Franz Kafka @ 100
On December 10, 2024, the Department of English, Loreto College, Kolkata organised a special programme to commemorate the centenary of Franz Kafka's death. The programme was conducted in a hybrid mode and attended by the UG and PG students and the faculty of the Department of English, Loreto College.
The first segment featured four student paper presentations. Somoshree Palit's (Semester I, PG) paper entitled "Death, the Performer: The Living Dead in Kafka's Parables" focused on the "inertia" of Kafka's characters, their redundant journeys, and the performative status of their deaths. Soumiti Das's (Semester V, UG) paper, "The Unsettled: Alienation and the Grotesque in Kafka and Bacon," drew on the confrontation of identities in a disjointed world, juxtaposing the frustration and self-alienation found in Kafka's writings with the deconstructed strokes and distorted figures of Bacon’s paintings. Anandi Chanda’s (Semester III, UG) "Orientalism and the Civilising Mission: Kafka's Penal Colony" read Kafka's "In the Penal Colony" in relation to the British Empire and interpreted it as an oblique critique of imperialism and colonisation. Finally, Bhuvi Sharma's (Semester III, UG) presentation on "Kafka and the Dionysian Spirit" examined Kafka's Artist through the lens of rapturous Dionysian rituals and art's all-consuming nature.

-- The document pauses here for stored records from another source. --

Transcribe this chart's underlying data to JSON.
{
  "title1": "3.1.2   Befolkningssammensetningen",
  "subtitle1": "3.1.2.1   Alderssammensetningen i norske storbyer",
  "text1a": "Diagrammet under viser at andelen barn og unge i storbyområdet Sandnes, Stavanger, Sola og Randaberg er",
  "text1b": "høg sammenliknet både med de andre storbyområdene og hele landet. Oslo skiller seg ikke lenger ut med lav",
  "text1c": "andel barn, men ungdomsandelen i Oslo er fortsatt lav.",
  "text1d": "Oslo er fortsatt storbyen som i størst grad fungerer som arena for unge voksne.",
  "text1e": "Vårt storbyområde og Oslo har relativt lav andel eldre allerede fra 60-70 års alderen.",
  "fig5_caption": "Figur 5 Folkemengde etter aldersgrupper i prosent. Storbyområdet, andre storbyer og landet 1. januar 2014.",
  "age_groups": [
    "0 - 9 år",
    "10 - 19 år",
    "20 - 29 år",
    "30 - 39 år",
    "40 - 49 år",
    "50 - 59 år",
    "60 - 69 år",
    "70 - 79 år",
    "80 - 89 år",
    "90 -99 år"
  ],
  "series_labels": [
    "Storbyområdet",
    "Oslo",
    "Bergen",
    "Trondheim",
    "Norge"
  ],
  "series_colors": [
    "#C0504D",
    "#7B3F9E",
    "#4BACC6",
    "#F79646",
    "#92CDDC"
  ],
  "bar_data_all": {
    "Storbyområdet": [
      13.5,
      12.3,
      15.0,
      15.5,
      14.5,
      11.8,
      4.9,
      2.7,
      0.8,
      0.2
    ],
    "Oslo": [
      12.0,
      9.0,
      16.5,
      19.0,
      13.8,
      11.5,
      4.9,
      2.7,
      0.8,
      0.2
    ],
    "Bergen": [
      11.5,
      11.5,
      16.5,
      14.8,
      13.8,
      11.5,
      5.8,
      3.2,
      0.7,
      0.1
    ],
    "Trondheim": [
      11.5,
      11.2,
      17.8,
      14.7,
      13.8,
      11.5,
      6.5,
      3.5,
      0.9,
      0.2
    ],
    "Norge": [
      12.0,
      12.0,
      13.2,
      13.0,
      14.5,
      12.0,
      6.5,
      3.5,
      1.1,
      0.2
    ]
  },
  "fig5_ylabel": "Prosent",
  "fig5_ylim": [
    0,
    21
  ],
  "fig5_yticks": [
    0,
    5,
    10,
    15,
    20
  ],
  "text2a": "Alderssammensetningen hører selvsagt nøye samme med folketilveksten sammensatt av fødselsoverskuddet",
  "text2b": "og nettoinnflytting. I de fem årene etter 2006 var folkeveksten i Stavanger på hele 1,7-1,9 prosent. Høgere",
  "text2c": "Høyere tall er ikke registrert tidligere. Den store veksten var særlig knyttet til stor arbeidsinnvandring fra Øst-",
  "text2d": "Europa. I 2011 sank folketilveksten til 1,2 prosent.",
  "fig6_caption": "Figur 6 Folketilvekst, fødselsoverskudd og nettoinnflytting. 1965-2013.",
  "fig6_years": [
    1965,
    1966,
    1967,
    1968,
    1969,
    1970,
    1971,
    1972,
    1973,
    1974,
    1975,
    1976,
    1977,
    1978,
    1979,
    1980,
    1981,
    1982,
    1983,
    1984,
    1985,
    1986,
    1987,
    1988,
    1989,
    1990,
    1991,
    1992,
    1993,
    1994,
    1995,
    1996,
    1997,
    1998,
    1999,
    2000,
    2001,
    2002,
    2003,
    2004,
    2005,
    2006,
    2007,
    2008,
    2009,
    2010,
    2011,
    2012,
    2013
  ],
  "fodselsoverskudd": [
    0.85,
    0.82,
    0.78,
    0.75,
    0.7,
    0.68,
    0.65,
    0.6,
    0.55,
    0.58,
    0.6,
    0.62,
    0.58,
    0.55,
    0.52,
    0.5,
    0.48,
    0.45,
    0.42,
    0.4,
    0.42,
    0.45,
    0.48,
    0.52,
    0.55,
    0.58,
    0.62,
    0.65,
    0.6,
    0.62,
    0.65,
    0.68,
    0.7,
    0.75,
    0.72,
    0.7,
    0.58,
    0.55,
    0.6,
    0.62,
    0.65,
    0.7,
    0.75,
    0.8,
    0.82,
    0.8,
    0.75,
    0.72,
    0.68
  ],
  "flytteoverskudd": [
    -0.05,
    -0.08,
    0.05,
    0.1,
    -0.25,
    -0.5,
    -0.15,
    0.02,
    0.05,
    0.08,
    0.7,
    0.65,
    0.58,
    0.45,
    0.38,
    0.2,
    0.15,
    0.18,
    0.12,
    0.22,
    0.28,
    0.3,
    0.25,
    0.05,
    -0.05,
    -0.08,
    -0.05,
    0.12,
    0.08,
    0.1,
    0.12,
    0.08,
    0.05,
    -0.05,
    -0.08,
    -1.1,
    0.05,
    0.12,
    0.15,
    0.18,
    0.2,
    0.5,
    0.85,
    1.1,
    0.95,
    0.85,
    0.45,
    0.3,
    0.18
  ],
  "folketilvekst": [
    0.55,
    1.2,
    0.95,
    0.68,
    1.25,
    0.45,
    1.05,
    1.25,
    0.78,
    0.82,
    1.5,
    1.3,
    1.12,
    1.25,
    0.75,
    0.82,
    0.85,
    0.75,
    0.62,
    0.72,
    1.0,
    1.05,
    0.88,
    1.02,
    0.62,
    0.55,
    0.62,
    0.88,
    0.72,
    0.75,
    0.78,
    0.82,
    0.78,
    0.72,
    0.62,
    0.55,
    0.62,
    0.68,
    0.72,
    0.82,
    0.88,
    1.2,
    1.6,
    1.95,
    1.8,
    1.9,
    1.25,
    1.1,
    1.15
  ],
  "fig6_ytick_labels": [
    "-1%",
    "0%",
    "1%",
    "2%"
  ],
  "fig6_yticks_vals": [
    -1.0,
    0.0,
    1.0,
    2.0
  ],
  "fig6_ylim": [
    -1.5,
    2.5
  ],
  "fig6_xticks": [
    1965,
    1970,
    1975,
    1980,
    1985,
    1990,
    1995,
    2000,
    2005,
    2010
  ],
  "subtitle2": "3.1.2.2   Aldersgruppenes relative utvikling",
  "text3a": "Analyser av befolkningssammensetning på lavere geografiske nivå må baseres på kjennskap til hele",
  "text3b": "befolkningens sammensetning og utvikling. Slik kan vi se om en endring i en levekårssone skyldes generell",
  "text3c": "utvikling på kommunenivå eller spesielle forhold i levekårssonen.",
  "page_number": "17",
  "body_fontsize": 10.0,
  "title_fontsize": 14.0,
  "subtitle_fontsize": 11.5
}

Thereafter began the second segment, where Dr. Robert Gabriel Elekes, Associate Professor at Transilvania University, Brașov, delivered his lecture entitled "The Influence of Kafka on the Musical Minimalism of the 20th & 21st Century." Delving into "minor literature" and the concept of subversion, he emphasised silence as an emancipator of language and Kafka's use of animal sounds to create intense, personal expressions. He supplemented the discourse by linking Kafka's paucity to qualitative, intense minimalism created by music. Dr. Elekes's interweaving of Kafka's texts with the music of Ernst Krenek, György Kurtág, Philip Glass, and Max Richter highlighted the multifaceted ways of reading and analysing Kafka.